11545 A FINELY CARVED LATE BAROQUE GILTWOOD MIRROR WITH CHERUBIC MASKS WEARING FEATHERED HEADDRESS Probably South American. Eighteenth Century. Measurements: Height: 39″ (99 cm); Width: 23″ (58.4 cm).
Of giltwood. The rectangular frame surmounted by a shaped crest centered by a winged female putto mask with feathered headdress flanked by outswept scrolled shoulders decorated by floral and foliate garlands that continue down the sides of the mirror. The conforming apron centered by a further putto mask. Mirror plate replaced. Possibly once containing a painting.
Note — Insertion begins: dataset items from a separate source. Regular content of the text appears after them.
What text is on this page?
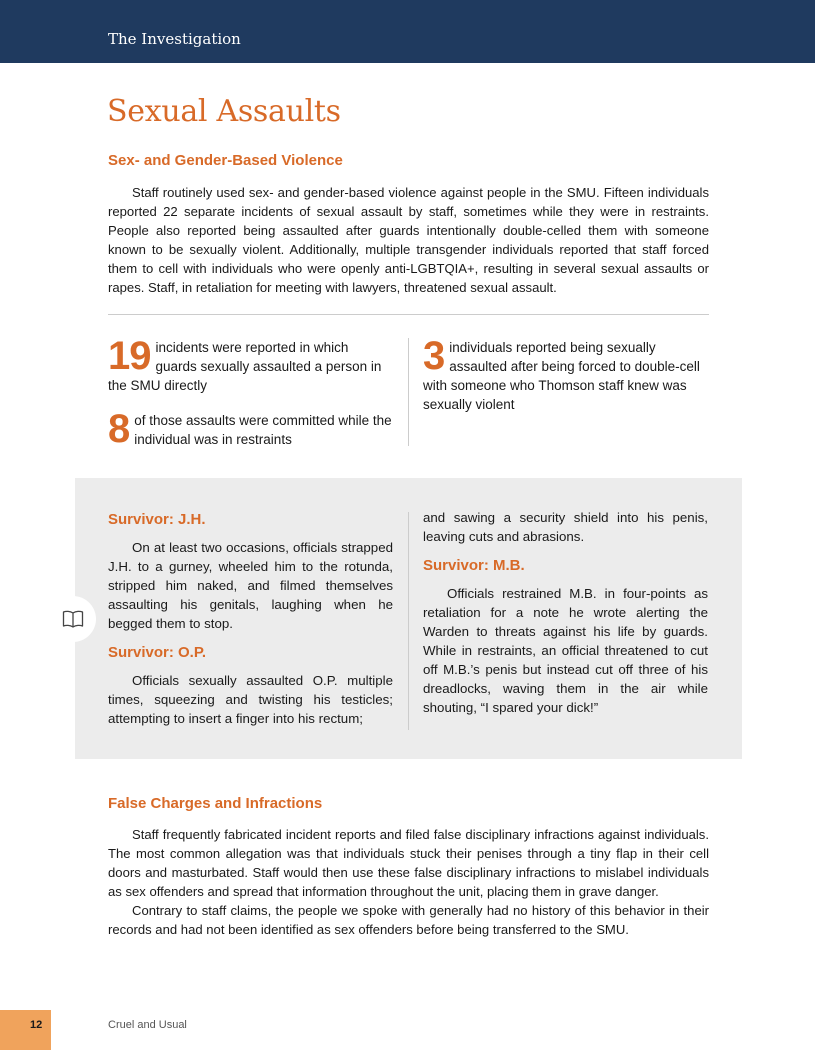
The Investigation
Sexual Assaults
Sex- and Gender-Based Violence

Staff routinely used sex- and gender-based violence against people in the SMU. Fifteen individuals reported 22 separate incidents of sexual assault by staff, sometimes while they were in restraints. People also reported being assaulted after guards intentionally double-celled them with someone known to be sexually violent. Additionally, multiple transgender individuals reported that staff forced them to cell with individuals who were openly anti-LGBTQIA+, resulting in several sexual assaults or rapes. Staff, in retaliation for meeting with lawyers, threatened sexual assault.

19 incidents were reported in which guards sexually assaulted a person in the SMU directly
8 of those assaults were committed while the individual was in restraints
3 individuals reported being sexually assaulted after being forced to double-cell with someone who Thomson staff knew was sexually violent
Survivor: J.H.

On at least two occasions, officials strapped J.H. to a gurney, wheeled him to the rotunda, stripped him naked, and filmed themselves assaulting his genitals, laughing when he begged them to stop.

Survivor: O.P.

Officials sexually assaulted O.P. multiple times, squeezing and twisting his testicles; attempting to insert a finger into his rectum;

and sawing a security shield into his penis, leaving cuts and abrasions.

Survivor: M.B.

Officials restrained M.B. in four-points as retaliation for a note he wrote alerting the Warden to threats against his life by guards. While in restraints, an official threatened to cut off M.B.’s penis but instead cut off three of his dreadlocks, waving them in the air while shouting, “I spared your dick!”

False Charges and Infractions

Staff frequently fabricated incident reports and filed false disciplinary infractions against individuals. The most common allegation was that individuals stuck their penises through a tiny flap in their cell doors and masturbated. Staff would then use these false disciplinary infractions to mislabel individuals as sex offenders and spread that information throughout the unit, placing them in grave danger.

Contrary to staff claims, the people we spoke with generally had no history of this behavior in their records and had not been identified as sex offenders before being transferred to the SMU.

12	Cruel and Usual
Old diplomatic US collection formed of items acquired in Mexico and South America
The present mirror is a charming, though somewhat naïve rendition of a European baroque form reproduced most probably in colonial South America during the eighteenth century. Here, classical motifs such as shells and acanthus for the crest and apron are replaced by indigenous flora.
The cherubic female mask of the present mirror’s crest evokes the allegory of the Americas in the traditional representation of the Four Continents. Specifically, the putto wears a feathered headdress and its neck is adorned by a string of pearls. Allegories of the Continents were extremely popular in the baroque era. Prior to the conquest of the Americas, the classical European interpretation of the globe was divided into just three parts: Europe, Africa and Asia. With the discovery of the New World, however, iconography of “the west” developed to connote a new and exotic wilderness and its people, specifically novel flora and fauna, the bow and arrow, and the aforementioned headdress along with feathered belts.
The mirror formed part of the collection of a US diplomat who acquired a great number of antiques in Mexico and South America. Within the contents of his primary US residence was listed “a mirror with gilded Mexican baroque frame” in the master bedroom, which may have referred to the present piece and would support its colonial New Spanish origin.